Maryland’s unique all-payer model, based on a 36 year old Medicare waiver to allow the state to adopt policies aimed at reducing per capita hospital expenditure and unit cost, and driving patient quality outcomes, has produced a mixed bag of economic incentives for payers and providers alike. When coupled with the 2010 Affordable Care Act expansion, large health systems such as Johns Hopkins experienced the opposing centripetal forces of a large volume increase, driven by significant coverage gains and reductions in uninsured rates, particularly among low-income populations broadly as well as within specific vulnerable populations, while simultaneously shrinking the available reimbursement pool and shifting risk allocations toward higher-risk, unhealthier patients.

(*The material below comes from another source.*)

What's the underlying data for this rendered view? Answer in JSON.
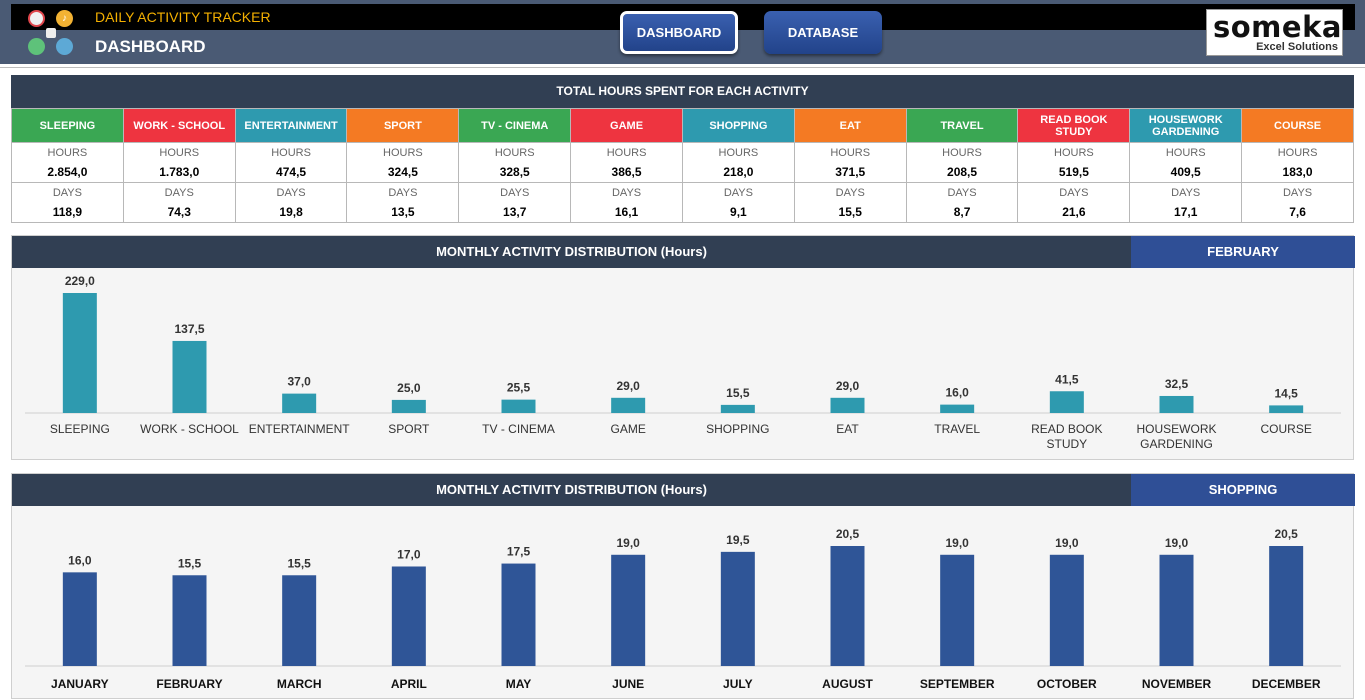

This paper explores the tension between newly-competitive facets of a major healthcare system, Johns Hopkins Medicine, and traces the ways in which the hospital and provider elements are reversely incentivized as compared to Johns Hopkins Healthcare, Hopkin’s in-house payer. Johns Hopkins Healthcare boasts one of the largest Managed Care Organizations in the state of Maryland, with over 25% of market share. In conducting a 2-year longitudinal analysis of durational medical loss ratios, I find that the Medicaid expansion populations - especially the enigmatic Childless Adult cohort - was improperly risk-adjusted by the state of Maryland’s risk adjustment algorithm, in spite of relatively robust - and profitable - representation in the hospital and provider settings. In October 2018, the findings of this work led to a walk-back of Maryland’s risk-adjustment modeling in favor of Hopkins’ findings surrounding the revenue of Childless Adults, and a corresponding increase of 1.7% of JHHC’s Medicaid revenue.